A questão central que aqui se coloca é a da autoridade. Autoridade que se exerce cultivando a distanciação entre professores e alunos.
A Autoridade na Pedagogia Tradicional
O relacionamento entre o professor e os seus alunos é uma das questões mais importantes na História da Educação da Idade Moderna. Constitui, em última instância, a chave para compreendermos a evolução da estrutura e da dinâmica da pedagogia, ao longo dos últimos séculos.
A pedagogia tradicional, em que muitos de nós fomos educados e da qual, de um modo ou de outro, todos somos herdeiros, tem a sua raiz matricial na pedagogia dos Jesuítas. A organização dos seus colégios e o seu modo de funcionamento exerceram uma influência decisiva na pedagogia dos séculos seguintes. Melhor do que qualquer descrição será transcrevermos um texto de um jesuíta do século XVI, o Padre Gaudier, publicado na obra De Natura et Statibus Perfectionis:
“...Que os adolescentes tenham dos seus mestres a mais elevada opinião e que os admirem pelo seu grande valor, pois esta estima pressiona-os interiormente, sobretudo se se lhe juntar o amor para o cumprimento integral da vontade daqueles que os dirigem...

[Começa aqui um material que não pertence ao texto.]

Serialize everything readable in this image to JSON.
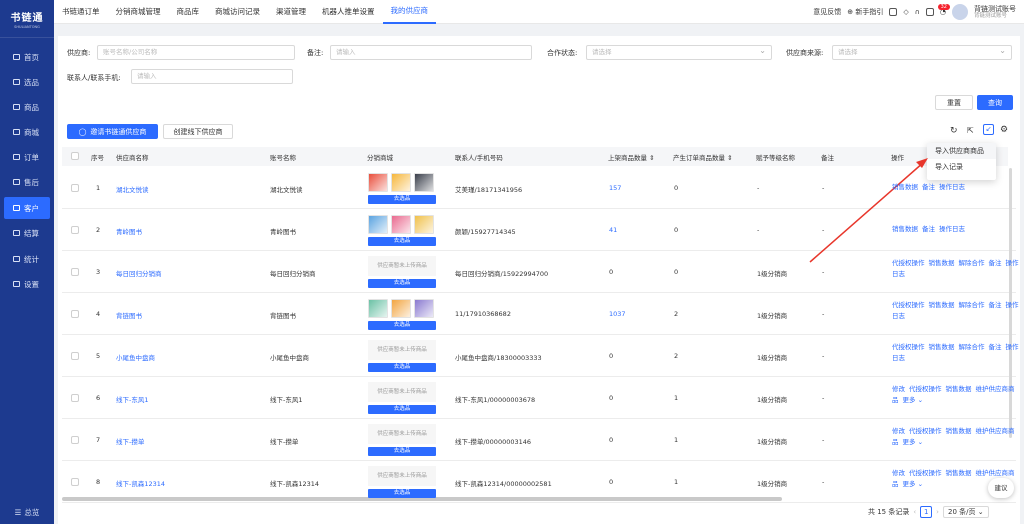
{
  "app": {
    "logo": "书链通",
    "logo_sub": "SHULIANTONG"
  },
  "sidebar": {
    "items": [
      {
        "label": "首页",
        "icon": "monitor-icon"
      },
      {
        "label": "选品",
        "icon": "grid-icon"
      },
      {
        "label": "商品",
        "icon": "box-icon"
      },
      {
        "label": "商城",
        "icon": "shop-icon"
      },
      {
        "label": "订单",
        "icon": "order-icon"
      },
      {
        "label": "售后",
        "icon": "headset-icon"
      },
      {
        "label": "客户",
        "icon": "users-icon",
        "active": true
      },
      {
        "label": "结算",
        "icon": "coin-icon"
      },
      {
        "label": "统计",
        "icon": "chart-icon"
      },
      {
        "label": "设置",
        "icon": "settings-icon"
      }
    ],
    "bottom": "总览"
  },
  "topbar": {
    "tabs": [
      "书链通订单",
      "分销商城管理",
      "商品库",
      "商城访问记录",
      "渠道管理",
      "机器人推单设置",
      "我的供应商"
    ],
    "active_tab": 6,
    "feedback": "意见反馈",
    "guide": "新手指引",
    "badge": "32",
    "user_name": "背链测试账号",
    "user_sub": "背链测试账号"
  },
  "filters": {
    "supplier_label": "供应商:",
    "supplier_ph": "账号名称/公司名称",
    "remark_label": "备注:",
    "remark_ph": "请输入",
    "status_label": "合作状态:",
    "status_ph": "请选择",
    "source_label": "供应商来源:",
    "source_ph": "请选择",
    "contact_label": "联系人/联系手机:",
    "contact_ph": "请输入",
    "reset": "重置",
    "query": "查询"
  },
  "actions": {
    "invite": "邀请书链通供应商",
    "create": "创建线下供应商"
  },
  "dropdown": {
    "items": [
      "导入供应商商品",
      "导入记录"
    ]
  },
  "table": {
    "headers": [
      "序号",
      "供应商名称",
      "账号名称",
      "分销商城",
      "联系人/手机号码",
      "上架商品数量",
      "产生订单商品数量",
      "赋予等级名称",
      "备注",
      "操作"
    ],
    "empty_mall": "供应商暂未上传商品",
    "go_select": "去选品",
    "rows": [
      {
        "no": "1",
        "name": "湖北文悦读",
        "account": "湖北文悦读",
        "mall": "thumbs",
        "contact": "艾美瑾/18171341956",
        "listed": "157",
        "listed_link": true,
        "orders": "0",
        "level": "-",
        "remark": "-",
        "ops": [
          "销售数据",
          "备注",
          "操作日志"
        ]
      },
      {
        "no": "2",
        "name": "青岭图书",
        "account": "青岭图书",
        "mall": "thumbs",
        "contact": "颜颖/15927714345",
        "listed": "41",
        "listed_link": true,
        "orders": "0",
        "level": "-",
        "remark": "-",
        "ops": [
          "销售数据",
          "备注",
          "操作日志"
        ]
      },
      {
        "no": "3",
        "name": "每日回归分销商",
        "account": "每日回归分销商",
        "mall": "empty",
        "contact": "每日回归分销商/15922994700",
        "listed": "0",
        "listed_link": false,
        "orders": "0",
        "level": "1级分销商",
        "remark": "-",
        "ops": [
          "代授权操作",
          "销售数据",
          "解除合作",
          "备注",
          "操作日志"
        ]
      },
      {
        "no": "4",
        "name": "背链图书",
        "account": "背链图书",
        "mall": "thumbs",
        "contact": "11/17910368682",
        "listed": "1037",
        "listed_link": true,
        "orders": "2",
        "level": "1级分销商",
        "remark": "-",
        "ops": [
          "代授权操作",
          "销售数据",
          "解除合作",
          "备注",
          "操作日志"
        ]
      },
      {
        "no": "5",
        "name": "小尾鱼中盘商",
        "account": "小尾鱼中盘商",
        "mall": "empty",
        "contact": "小尾鱼中盘商/18300003333",
        "listed": "0",
        "listed_link": false,
        "orders": "2",
        "level": "1级分销商",
        "remark": "-",
        "ops": [
          "代授权操作",
          "销售数据",
          "解除合作",
          "备注",
          "操作日志"
        ]
      },
      {
        "no": "6",
        "name": "线下-东风1",
        "account": "线下-东风1",
        "mall": "empty",
        "contact": "线下-东风1/00000003678",
        "listed": "0",
        "listed_link": false,
        "orders": "1",
        "level": "1级分销商",
        "remark": "-",
        "ops": [
          "修改",
          "代授权操作",
          "销售数据",
          "维护供应商商品",
          "更多 ⌄"
        ]
      },
      {
        "no": "7",
        "name": "线下-攒单",
        "account": "线下-攒单",
        "mall": "empty",
        "contact": "线下-攒单/00000003146",
        "listed": "0",
        "listed_link": false,
        "orders": "1",
        "level": "1级分销商",
        "remark": "-",
        "ops": [
          "修改",
          "代授权操作",
          "销售数据",
          "维护供应商商品",
          "更多 ⌄"
        ]
      },
      {
        "no": "8",
        "name": "线下-凯森12314",
        "account": "线下-凯森12314",
        "mall": "empty",
        "contact": "线下-凯森12314/00000002581",
        "listed": "0",
        "listed_link": false,
        "orders": "1",
        "level": "1级分销商",
        "remark": "-",
        "ops": [
          "修改",
          "代授权操作",
          "销售数据",
          "维护供应商商品",
          "更多 ⌄"
        ]
      }
    ]
  },
  "pager": {
    "total": "共 15 条记录",
    "current": "1",
    "size": "20 条/页"
  },
  "fab": "建议",
  "colors": {
    "primary": "#2c6bff",
    "sidebar": "#1d3a8f",
    "arrow": "#e8362b"
  }
}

...Mas só receberemos essa estima se formos prudentes e discretos. Nomeadamente as nossas relações com os nossos alunos deverão ser tais que não se conheça nelas qualquer familiaridade. Pois é certo que a familiaridade engendra facilmente o desprezo.
...Não tenhamos relações muito frequentes com os adolescentes, não sejamos demasiado efusivos, não tenhamos intimidade em excesso, não lhes confiemos qualquer segredo ou projecto...”
A questão central que aqui se coloca é a da autoridade. Autoridade que se exerce cultivando a distanciação entre professores e alunos. Autoridade idêntica à que o pai tem com o seu filho, o patrão com o seu empregado. Em última instância, autoridade idêntica à das classes sociais “superiores” (nobreza, alta burguesia) em relação às que lhes eram “inferiores” (pequena burguesia, povo). Uma dinâmica social incrustada na estratificação das classes e dos indivíduos. Ou, se quisermos, uma formalização das relações, construída aprioristicamente, em tudo independente do valor do indivíduo. Indivíduo cujo status social não lhe era concedido pelas suas qualidades ou pelo seu desempenho funcional na comunidade, mas, sim, por circunstâncias extrínsecas ao seu ser e estar.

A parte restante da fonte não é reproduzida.